江戸時代より「りんごとみかんが両方育つ地」として知られ、多品種の農産物が栽培されています。この環境はブルーベリーの栽培にも反映され、北方系と南方系に区別されるブルーベリーのおよそ全品種が栽培可能。各農園では、多岐にわたる品種を扱うことで、長期間に渡って旬のブルーベリーを摘み取れるように工夫しています。
つくば市のブルーベリー栽培は、開学して間もない筑波大学から始まります。公開講座では当時、珍しかったブルーベリー栽培が取り上げられました。そして、その講座修了時には、記念品としてブルーベリーの苗がプレゼントされました。その講座を履修した当協議会の初代会長が、筑波大学の福島正幸先生と共に栽培研究を重ねて独自の栽培方法を確立したのです。そして二人は同時期に、多くの人にブルーベリー栽培を呼びかけます。これに応えて栽培技術を学ぶ人が増え、現在のつくばブルーベリー協議会につながっています。
2000年にはつくば国際会議場において、ブルーベリーの全国産地シンポジウムが開催されました。共催するつくば市は『ブルーベリーシティつくば』を宣言し、ブルーベリー賀詞の特産品に加えられたのです。現在のつくば市内では、たいへん多くの小規模ブルーベリー生産者が栽培に汗を流しています。
つくば市のブルーベリー栽培は、営農というよりは園芸研究栽培に近い性格が強いかもしれません。そのせいか、多品種少量生産の農園が多いため長期に渡ってブルーベリーの旬(2週間程度/品種)が続きます。収量より品質が優先され、無農薬/有機肥料にこだわって栽培されます。害虫駆除は割り箸で、落果はこまめに拾って圃場の環境を保っています。他地域の栽培者からは、つくばの圃場をして「盆栽を育てているみたい」と言われてしまうことも。
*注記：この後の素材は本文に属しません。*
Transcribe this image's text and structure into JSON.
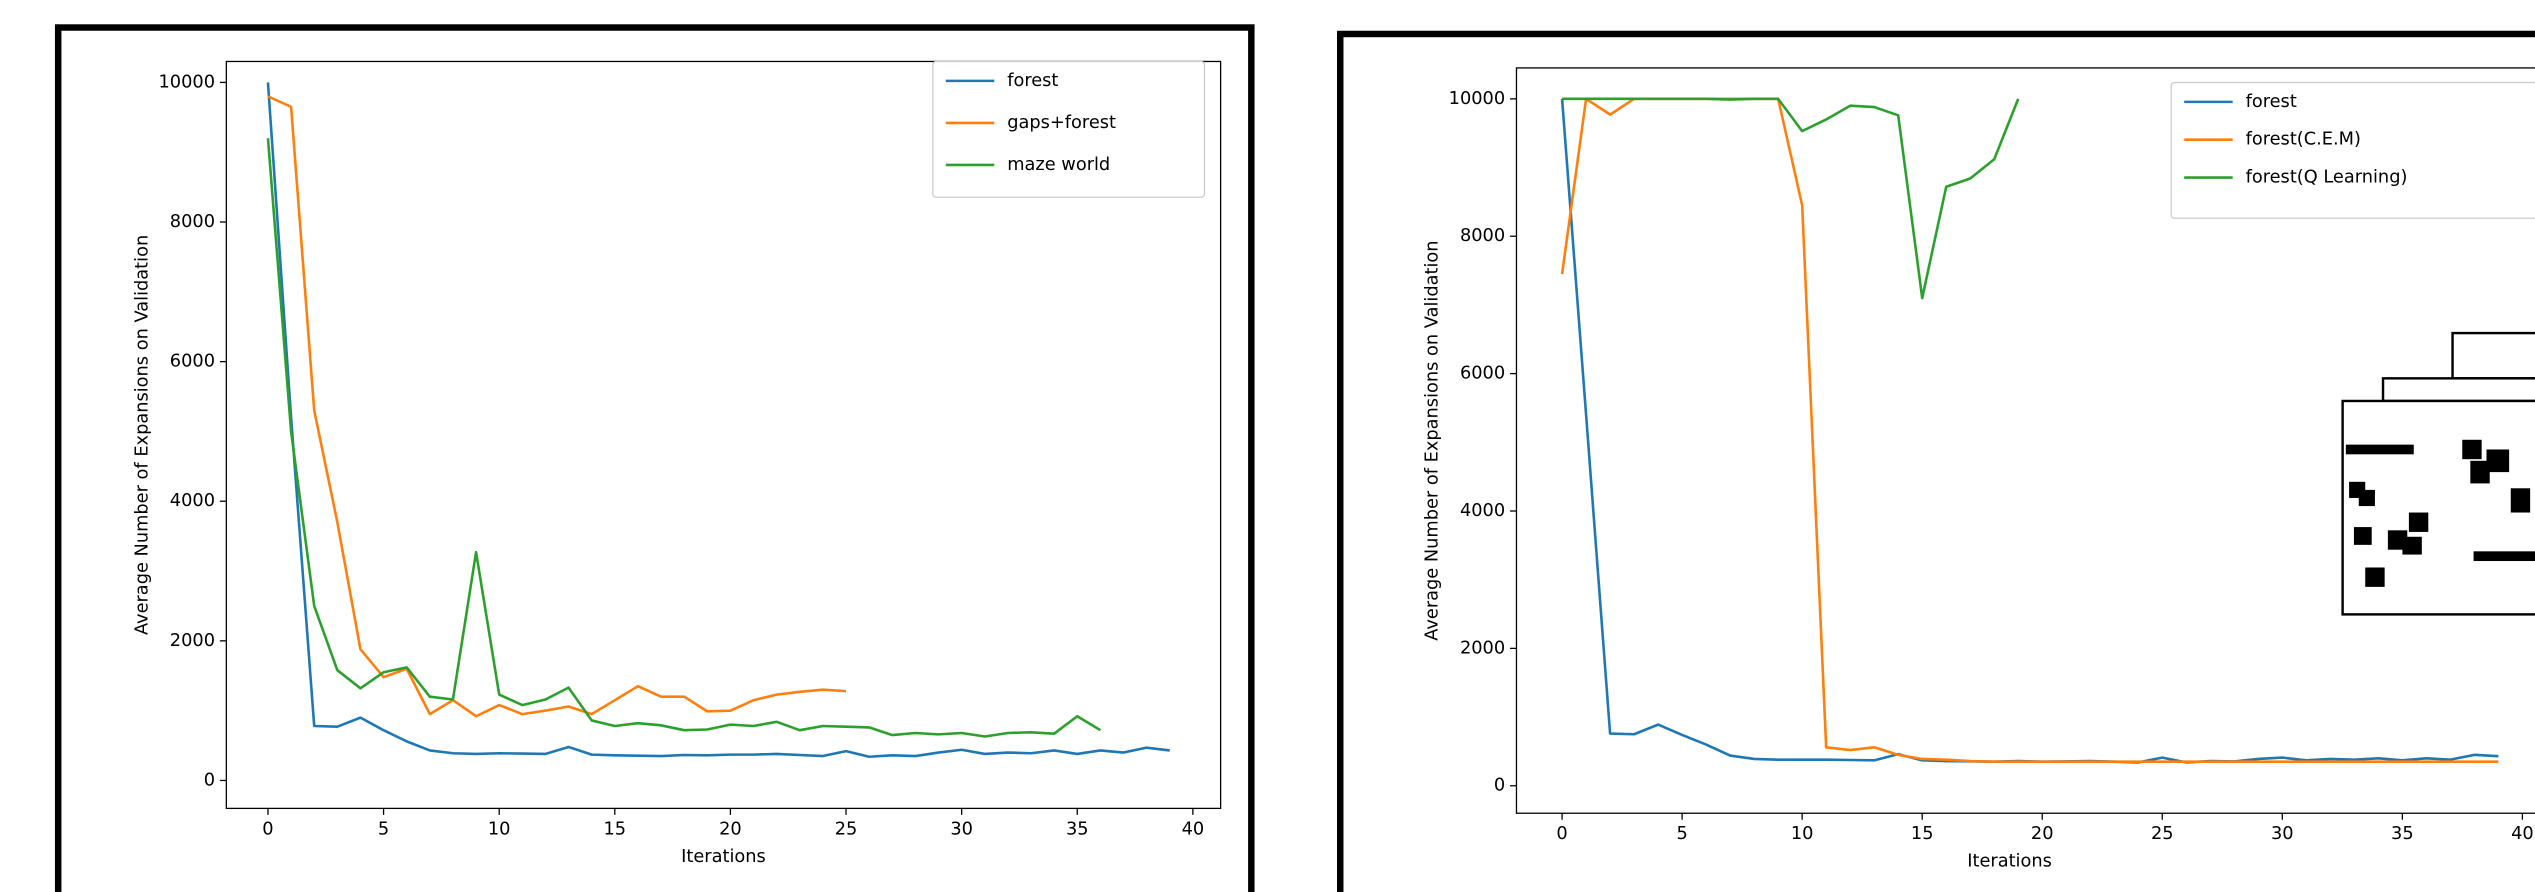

万葉集にも歌われる名峰、筑波山。「紫峰」とも呼ばれ、古来より観光地として親しまれてきました。「山」と「紫」、なんだかブルベリーを連想しやすい環境です。 しかし現状では、筑波山麓ではブルーベリーが栽培されていません。そこで今後は、筑波山観光のメニューにブルーベリー関連の魅力が加わって、つくばの魅力が一層に感じられるようにしたいと思います。商品開発、観光資源としての連携など、面白そうなアイデアを形にしていけたらと思います。